By comparison: Every day in the United States, 30 people die from drunk-driving accidents. This is another totally senseless act of violence.Our loved ones are statistically much more likely to die from such an accident. Each day in the United States, almost 90 people die in traffic accidents, and still we climb into our cars each day without a second thought.

And here comes the fourth -and crucial point to my personal plan:

  • 4. I will counter the terrorist agenda of injecting fear into my heart by continuing my life defiantly – by not letting them win by me changing who I am, or how I think. I will not let them succeed in making me hateful and distrusting of others for no good reason.

It goes without say that I obviously want to request our politicians insist on adequately funding police and other detective work that to some degree can prevent future events. And each of us can, and in my opinion should, embrace a personal astute sense of vigilance – to report truly suspicious activities whether they are in schools, in our neighborhoods, or when drunks get in cars.

But there is no way to restore our innocence.

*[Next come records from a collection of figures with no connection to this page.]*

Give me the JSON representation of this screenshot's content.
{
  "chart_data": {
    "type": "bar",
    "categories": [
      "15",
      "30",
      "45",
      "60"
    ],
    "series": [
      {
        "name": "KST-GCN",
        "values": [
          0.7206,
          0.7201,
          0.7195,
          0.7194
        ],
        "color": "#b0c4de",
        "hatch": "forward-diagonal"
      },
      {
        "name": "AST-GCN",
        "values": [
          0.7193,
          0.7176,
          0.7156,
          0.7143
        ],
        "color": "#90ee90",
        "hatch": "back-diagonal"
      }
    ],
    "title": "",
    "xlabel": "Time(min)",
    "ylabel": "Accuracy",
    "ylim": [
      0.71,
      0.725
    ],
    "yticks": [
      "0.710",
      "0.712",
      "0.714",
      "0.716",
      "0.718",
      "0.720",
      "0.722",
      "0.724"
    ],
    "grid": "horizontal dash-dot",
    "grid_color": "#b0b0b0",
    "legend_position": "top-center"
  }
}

There is, on the other hand, a way for each of us to walk boldly and with determination through our common existence with an acceptance that bad things happen – also to innocent people. But that realization should not make us stay at home, or blame others who had nothing to do with it.

I vow to stop my part in the continuation of the waves of terror:

The terror tsunami stops here. I will not create further hate. I sit here feeling immense sadness for the victims. And I honor the memory of each person suffering a senseless death, whether it is by domestic violence, traffic death, drunk-driving, terrorism, hunger, or disease, by a renewed commitment to do onto others as I want them to do onto me.